An Ocean Conservancy analysis of satellite ice data for the central Arctic Ocean showed the rapid pace of receding sea ice. Between 2010 and 2017, average minimum thickness of sea ice in the region was 60% less than in the 1980s.
The amount of open water each September between 2010 and 2017 rose to an average 22%, up from 1% in the 1980s. In 2012, it reached a record high of 42%.
“This historic agreement will not only safeguard the central Arctic Ocean from overfishing but also serves as a model for international cooperation in the face of unprecedented environmental change,” said Scott Highleyman, part of the U.S. negotiating delegation and a vice president of conservation policy and programs at the Washington-based Ocean Conservancy.
“The agreement’s ongoing commitment to scientific research in this region will ensure a precautionary approach in decades to come," he said.
Unregulated fishing on the high seas
Experts said the accord, formally known as the Agreement to Prevent Unregulated High Seas Fisheries in the Central Arctic Ocean, marked the first time nations have worked together to proactively study and conserve an ocean environment before commercial fishing is allowed.
In 2012, more than 2,000 scientists worldwide called on Arctic nations to take precautionary action in the central Arctic Ocean. Then in 2014, the Inuit Circumpolar Council called for a fisheries moratorium until the scientific impacts could be studied and management rules put in place.
Three years ago, Canada, Greenland, Norway, Russia and the United States agreed to the Arctic moratorium and to seek a binding accord with other nations that have commercial fishing interests.
The U.S. State Department said it was the first legally binding and precautionary multilateral agreement for ocean protections before commercial fishing could begin. Until now, no legally binding international agreement has existed to manage potential fishing in Arctic high seas.
In 2009, the United States closed the U.S. Exclusive Economic Zone north of Alaska to commercial fishing until fisheries managers learned more about its ecosystem and how best to regulate it. Alaska's fishing industry were concerned that foreign vessels might operate just beyond the zone.
No effective or coordinated system of global governance exists to regulate the high seas — those international waters that lie beyond the 200 nautical mile (370 kilometer) jurisdiction of coastal nations.
That may be about to change. Earlier this month, delegates from 193 nations gathered at United Nations headquarters in New York to work out the first draft of a legally binding international treaty by 2020 that is intended to strengthen marine protections on the high seas.
A draft text of that treaty was to be sent to delegations by January to use as the basis for more negotiations in March. It would cover everything from depleted fish stocks from illegal and under-regulated fishing to deep seabed minerals targeted in a boom of company licensing and deep sea genomes hunted by food and drug makers seeking new products.

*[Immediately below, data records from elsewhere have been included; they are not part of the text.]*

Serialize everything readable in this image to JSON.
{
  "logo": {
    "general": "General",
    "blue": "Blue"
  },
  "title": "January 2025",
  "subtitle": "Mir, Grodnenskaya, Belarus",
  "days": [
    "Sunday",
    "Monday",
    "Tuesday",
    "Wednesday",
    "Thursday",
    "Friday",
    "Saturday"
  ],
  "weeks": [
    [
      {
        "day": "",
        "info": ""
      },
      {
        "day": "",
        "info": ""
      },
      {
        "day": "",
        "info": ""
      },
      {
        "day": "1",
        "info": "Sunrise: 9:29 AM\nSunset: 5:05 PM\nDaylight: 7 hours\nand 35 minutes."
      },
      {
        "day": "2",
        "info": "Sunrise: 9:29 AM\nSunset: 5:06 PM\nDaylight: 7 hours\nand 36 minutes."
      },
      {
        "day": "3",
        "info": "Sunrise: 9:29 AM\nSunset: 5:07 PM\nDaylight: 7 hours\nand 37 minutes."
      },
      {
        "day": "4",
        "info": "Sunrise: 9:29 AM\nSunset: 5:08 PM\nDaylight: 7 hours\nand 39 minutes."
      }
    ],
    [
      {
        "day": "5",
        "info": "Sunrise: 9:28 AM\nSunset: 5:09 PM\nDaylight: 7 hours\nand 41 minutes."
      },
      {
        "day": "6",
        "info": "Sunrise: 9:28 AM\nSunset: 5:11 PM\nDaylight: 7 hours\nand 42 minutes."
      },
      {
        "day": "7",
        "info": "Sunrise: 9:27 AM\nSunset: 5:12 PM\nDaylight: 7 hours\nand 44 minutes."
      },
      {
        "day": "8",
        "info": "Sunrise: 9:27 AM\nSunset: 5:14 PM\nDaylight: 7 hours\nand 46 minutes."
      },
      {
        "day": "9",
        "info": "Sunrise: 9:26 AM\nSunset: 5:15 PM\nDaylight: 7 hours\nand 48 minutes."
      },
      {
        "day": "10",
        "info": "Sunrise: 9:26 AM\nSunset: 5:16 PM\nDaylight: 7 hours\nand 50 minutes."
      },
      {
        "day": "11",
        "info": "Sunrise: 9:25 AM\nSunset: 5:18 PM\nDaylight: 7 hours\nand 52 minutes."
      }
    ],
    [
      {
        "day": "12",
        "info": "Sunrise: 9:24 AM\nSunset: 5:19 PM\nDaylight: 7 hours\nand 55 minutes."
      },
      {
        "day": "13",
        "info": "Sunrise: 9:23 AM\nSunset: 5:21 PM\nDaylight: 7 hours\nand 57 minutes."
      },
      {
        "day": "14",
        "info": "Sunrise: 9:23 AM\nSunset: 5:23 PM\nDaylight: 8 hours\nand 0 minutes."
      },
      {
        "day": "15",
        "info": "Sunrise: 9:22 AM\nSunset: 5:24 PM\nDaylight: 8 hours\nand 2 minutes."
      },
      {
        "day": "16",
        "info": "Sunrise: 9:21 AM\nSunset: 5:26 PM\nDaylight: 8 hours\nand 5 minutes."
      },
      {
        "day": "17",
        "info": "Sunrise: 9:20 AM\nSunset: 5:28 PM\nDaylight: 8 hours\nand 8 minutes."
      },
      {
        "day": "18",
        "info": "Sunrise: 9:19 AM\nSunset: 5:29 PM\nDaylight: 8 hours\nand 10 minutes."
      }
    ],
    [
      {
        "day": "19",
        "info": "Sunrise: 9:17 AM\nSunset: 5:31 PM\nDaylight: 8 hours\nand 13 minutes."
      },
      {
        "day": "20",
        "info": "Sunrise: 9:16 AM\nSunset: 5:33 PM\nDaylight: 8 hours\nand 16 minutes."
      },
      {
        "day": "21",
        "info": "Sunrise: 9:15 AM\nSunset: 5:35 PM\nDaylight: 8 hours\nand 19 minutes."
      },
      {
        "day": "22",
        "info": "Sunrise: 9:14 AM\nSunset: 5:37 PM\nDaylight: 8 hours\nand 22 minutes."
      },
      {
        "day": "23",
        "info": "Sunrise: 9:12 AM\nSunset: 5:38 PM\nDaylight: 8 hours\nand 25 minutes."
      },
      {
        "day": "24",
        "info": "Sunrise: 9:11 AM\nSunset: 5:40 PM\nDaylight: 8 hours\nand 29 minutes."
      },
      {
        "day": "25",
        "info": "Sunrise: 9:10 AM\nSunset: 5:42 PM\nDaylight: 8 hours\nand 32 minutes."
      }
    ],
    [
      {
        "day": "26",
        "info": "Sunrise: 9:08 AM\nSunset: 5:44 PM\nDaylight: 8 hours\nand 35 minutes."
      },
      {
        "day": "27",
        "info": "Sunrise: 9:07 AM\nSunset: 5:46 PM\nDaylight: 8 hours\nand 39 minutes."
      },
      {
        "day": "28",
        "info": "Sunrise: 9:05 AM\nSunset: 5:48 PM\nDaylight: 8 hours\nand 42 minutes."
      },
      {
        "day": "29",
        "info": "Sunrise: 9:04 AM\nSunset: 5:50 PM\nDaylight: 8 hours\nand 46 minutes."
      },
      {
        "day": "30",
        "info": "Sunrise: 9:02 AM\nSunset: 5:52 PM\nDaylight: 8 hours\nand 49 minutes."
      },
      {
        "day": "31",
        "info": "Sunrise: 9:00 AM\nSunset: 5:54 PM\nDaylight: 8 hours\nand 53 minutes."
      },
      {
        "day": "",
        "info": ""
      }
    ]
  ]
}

That treaty was proposed as an extension of the U.N. Convention on the Law of Sea, or UNCLOS, by adding on requirements for sustainable uses of marine biological diversity beyond national borders.
After it came into force in 1994, UNCLOS created three new international organizations to manage ocean resources: the International Tribunal for the Law of the Sea based in Hamburg, Germany; the International Seabed Authority based in Kingston, Jamaica; and the Commission on the Limits of the Continental Shelf based at U.N. headquarters.
But the Law of the Sea Convention — which includes more than 165 parties, but not the United States, the only major nation that does not belong — does not cover the high seas.
Another extension to it, the U.N.’s Straddling Fish Stocks Agreement, took effect in 2001 and has 86 parties including the United States. It covers species that migrate among or are found in more than one exclusive economic zone.